Deep diaphragmatic breathing

Research links types of breathing (rapid, intentional, attentional) and activation in regions of the brain involved in thinking, feeling and behaving. Deep diaphragmatic breathing can be used to help manage thoughts, moods and experiences.

Mindful breathing emphasizes not only the breathing component, but also the mental component of paying attention and becoming aware of mind, body and breath together. By observing one’s mind and feeling one’s bodies more clearly, individuals can regulate emotions and help gain more insight. 

Yoga breathing techniques

Along with posture and movement, Yoga breathing techniques—or pranayama (prana means life force and yama means control)—are essential to help clear and calm the mind and body. Examples of yoga breathing techniques and exercises:

Breath awareness: Noticing the patterns of one’s breathing—its sounds and feelings, its location in the body—can be enough to create a major shift in soothing the nervous system.

Lion’s breath: A powerful technique that helps individuals stop thinking and exist in their bodies, while releasing tension from face and jaw muscles. A practice example: With eyes closed, take a deep inhale through the nose. Exhale with the mouth wide open, stick out the tongue and make a “ha” sound.” Repeat for a few rounds.

Breath extension: A technique that moves stagnant energy in the body. A practice example: Inhale for 4-5 counts through the nose, hold for 4 counts. Exhale deeply through the mouth while making a sound. 
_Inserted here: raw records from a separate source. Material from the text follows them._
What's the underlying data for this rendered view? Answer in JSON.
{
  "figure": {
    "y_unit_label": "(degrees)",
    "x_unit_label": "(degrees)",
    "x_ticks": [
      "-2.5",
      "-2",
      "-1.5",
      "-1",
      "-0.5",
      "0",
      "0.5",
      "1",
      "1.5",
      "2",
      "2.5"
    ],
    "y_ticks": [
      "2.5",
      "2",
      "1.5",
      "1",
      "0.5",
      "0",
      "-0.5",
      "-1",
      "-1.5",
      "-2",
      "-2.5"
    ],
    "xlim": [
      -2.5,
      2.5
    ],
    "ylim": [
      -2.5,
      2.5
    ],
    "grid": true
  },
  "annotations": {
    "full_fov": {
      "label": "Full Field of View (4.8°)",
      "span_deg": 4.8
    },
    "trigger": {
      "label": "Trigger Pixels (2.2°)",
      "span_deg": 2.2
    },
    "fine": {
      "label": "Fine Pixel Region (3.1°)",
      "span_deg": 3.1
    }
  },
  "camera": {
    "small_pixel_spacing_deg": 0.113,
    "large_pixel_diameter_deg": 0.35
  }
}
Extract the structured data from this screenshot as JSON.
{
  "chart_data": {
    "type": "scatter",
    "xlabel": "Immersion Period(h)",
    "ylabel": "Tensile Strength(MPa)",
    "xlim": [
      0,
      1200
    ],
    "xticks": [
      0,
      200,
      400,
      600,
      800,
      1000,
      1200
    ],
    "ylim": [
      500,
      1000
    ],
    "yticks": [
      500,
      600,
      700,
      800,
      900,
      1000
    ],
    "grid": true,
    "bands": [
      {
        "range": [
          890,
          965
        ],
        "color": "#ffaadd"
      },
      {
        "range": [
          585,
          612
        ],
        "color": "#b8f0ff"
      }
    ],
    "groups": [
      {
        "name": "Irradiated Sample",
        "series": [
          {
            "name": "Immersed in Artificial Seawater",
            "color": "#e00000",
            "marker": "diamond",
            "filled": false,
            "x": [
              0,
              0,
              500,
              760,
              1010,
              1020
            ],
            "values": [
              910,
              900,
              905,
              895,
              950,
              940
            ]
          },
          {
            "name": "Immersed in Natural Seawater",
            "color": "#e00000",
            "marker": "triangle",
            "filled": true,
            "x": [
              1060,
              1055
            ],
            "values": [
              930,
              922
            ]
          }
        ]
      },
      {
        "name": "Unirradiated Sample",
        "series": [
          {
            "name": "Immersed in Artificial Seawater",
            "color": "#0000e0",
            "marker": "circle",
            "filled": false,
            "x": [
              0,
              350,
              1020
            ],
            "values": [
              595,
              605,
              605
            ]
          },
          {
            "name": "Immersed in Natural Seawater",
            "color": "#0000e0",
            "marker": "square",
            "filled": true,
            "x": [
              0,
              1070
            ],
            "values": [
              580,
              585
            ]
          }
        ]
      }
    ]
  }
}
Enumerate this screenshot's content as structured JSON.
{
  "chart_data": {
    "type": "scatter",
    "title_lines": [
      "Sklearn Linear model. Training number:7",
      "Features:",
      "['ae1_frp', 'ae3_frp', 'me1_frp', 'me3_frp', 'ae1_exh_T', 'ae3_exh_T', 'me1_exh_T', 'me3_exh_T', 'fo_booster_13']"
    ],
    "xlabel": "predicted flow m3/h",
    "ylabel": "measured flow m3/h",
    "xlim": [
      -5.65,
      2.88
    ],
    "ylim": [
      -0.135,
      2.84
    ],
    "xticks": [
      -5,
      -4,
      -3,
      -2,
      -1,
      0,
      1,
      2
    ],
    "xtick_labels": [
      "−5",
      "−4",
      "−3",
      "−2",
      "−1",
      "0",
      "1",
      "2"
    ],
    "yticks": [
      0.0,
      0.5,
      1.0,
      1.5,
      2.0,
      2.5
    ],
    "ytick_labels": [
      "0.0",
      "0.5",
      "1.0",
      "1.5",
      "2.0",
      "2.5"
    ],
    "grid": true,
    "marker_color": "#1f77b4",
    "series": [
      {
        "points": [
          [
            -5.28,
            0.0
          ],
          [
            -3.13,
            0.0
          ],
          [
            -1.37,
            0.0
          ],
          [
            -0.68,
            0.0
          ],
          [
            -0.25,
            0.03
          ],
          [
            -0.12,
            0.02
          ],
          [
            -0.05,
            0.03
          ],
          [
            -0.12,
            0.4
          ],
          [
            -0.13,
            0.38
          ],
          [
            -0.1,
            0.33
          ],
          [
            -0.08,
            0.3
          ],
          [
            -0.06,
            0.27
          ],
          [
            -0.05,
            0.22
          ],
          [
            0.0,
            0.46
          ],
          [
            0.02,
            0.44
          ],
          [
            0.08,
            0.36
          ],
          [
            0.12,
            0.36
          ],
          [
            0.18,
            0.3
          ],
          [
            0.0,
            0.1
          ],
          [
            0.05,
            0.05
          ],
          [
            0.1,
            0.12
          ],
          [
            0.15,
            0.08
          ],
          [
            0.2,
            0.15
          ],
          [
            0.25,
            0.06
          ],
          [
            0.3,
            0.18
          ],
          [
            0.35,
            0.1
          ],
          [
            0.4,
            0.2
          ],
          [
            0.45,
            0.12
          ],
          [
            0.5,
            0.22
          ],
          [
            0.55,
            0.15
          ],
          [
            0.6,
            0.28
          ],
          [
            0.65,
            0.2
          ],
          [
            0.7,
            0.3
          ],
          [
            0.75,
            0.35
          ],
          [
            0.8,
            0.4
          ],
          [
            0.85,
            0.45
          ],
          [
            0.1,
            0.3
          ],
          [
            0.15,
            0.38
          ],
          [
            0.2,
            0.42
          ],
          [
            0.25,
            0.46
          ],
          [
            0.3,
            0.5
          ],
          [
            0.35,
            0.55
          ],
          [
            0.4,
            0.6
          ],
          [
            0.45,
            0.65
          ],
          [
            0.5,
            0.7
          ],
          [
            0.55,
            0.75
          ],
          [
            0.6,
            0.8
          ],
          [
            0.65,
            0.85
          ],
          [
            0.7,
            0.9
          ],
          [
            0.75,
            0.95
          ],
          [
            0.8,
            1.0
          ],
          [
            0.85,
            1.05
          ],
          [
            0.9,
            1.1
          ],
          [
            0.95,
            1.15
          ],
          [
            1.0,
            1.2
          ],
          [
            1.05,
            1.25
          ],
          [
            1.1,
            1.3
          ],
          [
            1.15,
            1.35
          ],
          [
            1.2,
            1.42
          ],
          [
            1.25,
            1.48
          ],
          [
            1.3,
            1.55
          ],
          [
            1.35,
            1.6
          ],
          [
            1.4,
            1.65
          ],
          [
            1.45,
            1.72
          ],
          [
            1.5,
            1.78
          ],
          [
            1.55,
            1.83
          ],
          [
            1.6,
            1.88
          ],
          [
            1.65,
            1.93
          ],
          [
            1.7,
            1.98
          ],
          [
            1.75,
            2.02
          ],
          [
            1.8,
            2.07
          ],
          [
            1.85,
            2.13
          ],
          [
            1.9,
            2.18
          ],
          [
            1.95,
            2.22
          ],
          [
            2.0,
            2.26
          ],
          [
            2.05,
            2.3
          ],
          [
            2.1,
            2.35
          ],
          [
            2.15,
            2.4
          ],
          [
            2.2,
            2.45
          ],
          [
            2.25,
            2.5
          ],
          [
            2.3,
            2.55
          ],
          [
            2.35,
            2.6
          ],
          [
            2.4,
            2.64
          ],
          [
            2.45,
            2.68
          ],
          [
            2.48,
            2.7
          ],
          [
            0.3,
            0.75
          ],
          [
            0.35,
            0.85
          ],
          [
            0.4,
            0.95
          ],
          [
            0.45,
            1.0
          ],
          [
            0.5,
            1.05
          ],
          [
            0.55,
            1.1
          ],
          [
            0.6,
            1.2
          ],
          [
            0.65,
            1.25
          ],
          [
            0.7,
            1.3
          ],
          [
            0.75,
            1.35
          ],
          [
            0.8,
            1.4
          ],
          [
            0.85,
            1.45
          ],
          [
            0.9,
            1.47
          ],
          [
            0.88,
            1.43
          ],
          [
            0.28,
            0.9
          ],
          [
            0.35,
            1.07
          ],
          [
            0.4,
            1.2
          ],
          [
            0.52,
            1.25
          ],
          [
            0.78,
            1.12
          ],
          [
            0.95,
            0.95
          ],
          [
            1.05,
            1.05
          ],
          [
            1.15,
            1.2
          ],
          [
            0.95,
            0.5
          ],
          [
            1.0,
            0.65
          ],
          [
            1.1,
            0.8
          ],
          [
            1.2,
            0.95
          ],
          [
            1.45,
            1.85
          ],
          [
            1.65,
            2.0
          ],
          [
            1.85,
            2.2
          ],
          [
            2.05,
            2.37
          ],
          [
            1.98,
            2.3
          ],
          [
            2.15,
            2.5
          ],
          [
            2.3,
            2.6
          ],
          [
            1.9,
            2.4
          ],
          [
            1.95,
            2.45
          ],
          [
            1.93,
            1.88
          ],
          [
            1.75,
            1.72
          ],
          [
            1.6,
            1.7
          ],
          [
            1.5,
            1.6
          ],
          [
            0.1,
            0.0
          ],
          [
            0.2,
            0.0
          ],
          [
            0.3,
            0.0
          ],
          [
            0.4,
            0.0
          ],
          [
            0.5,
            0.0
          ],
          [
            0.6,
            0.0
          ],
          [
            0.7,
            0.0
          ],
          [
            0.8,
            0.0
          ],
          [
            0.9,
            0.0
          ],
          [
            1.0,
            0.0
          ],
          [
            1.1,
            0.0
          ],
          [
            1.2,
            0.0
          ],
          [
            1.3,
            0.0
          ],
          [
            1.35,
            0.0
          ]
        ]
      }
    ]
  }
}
Sitali breath: A breathwork technique for cooling down the body and calming oneself down if feeling anxious, angry or emotional. A practice example: Form an O shape with the mouth and stick out the tongue, curling the sides up. Inhale slowly and deeply through the mouth, as if sipping through a straw. Close the mouth and exhale through the nose. Repeat for 3-5 minutes, until calm.

Breath of fire: A foundational technique to energize the body. A practice example: Sit cross-legged, with palms facing up. Touch the thumb and pointer finger together. Take a few deep, belly breaths. Breathe in and out, powerfully through the nose, pumping the belly in and out. Breathe this way for 1-3 minutes at a rhythmic pace, but not quickly. Return to long belly breaths and end by sitting quietly.

Integrating yoga breathing techniques and asana practice

Breath awareness is essential during asana (posture) practice. Especially as the mind wanders, linking breath to asana helps one to stay present and connected to the moment.

Physically, yoga keeps the body fit and healthy, improves flexibility, increases strength, boosts metabolism, reduces inflammation and improves heart health. It can also quiet the mind, reduce stress and anxiety and alleviate depressive symptoms. Spiritually, yoga can help individuals cultivate a sense of purpose.

How nasal breathing affects the brain

The olfactory “smell” system is linked to limbic brain regions that process emotion, memory and behavior—why, for example, a particular smell or fragrance can evoke strong emotional memories. A study, conducted by Northwestern Medicine scientists to understand how breathing affects memory and emotional processing, shows the act of breathing, even in the absence of smells, can influence emotions and memory. 

    • These findings show a system in which breathing in through the nose works like a remote control for the brain. In-breath directly affects the electrical signals in the “smell” regions, which indirectly control the electrical signals of our memory and emotional brain centers. 
    • The out-breath contributes to slow, steady breathing, which activates the calming part of the nervous system and slows the heart rate, reducing feelings of anxiety and stress. 
    • So while the in-breath specifically alters our cognition, the act of slow, deep breathing—whether inhalation or exhalation—is beneficial for the nervous system when wishing to be more still.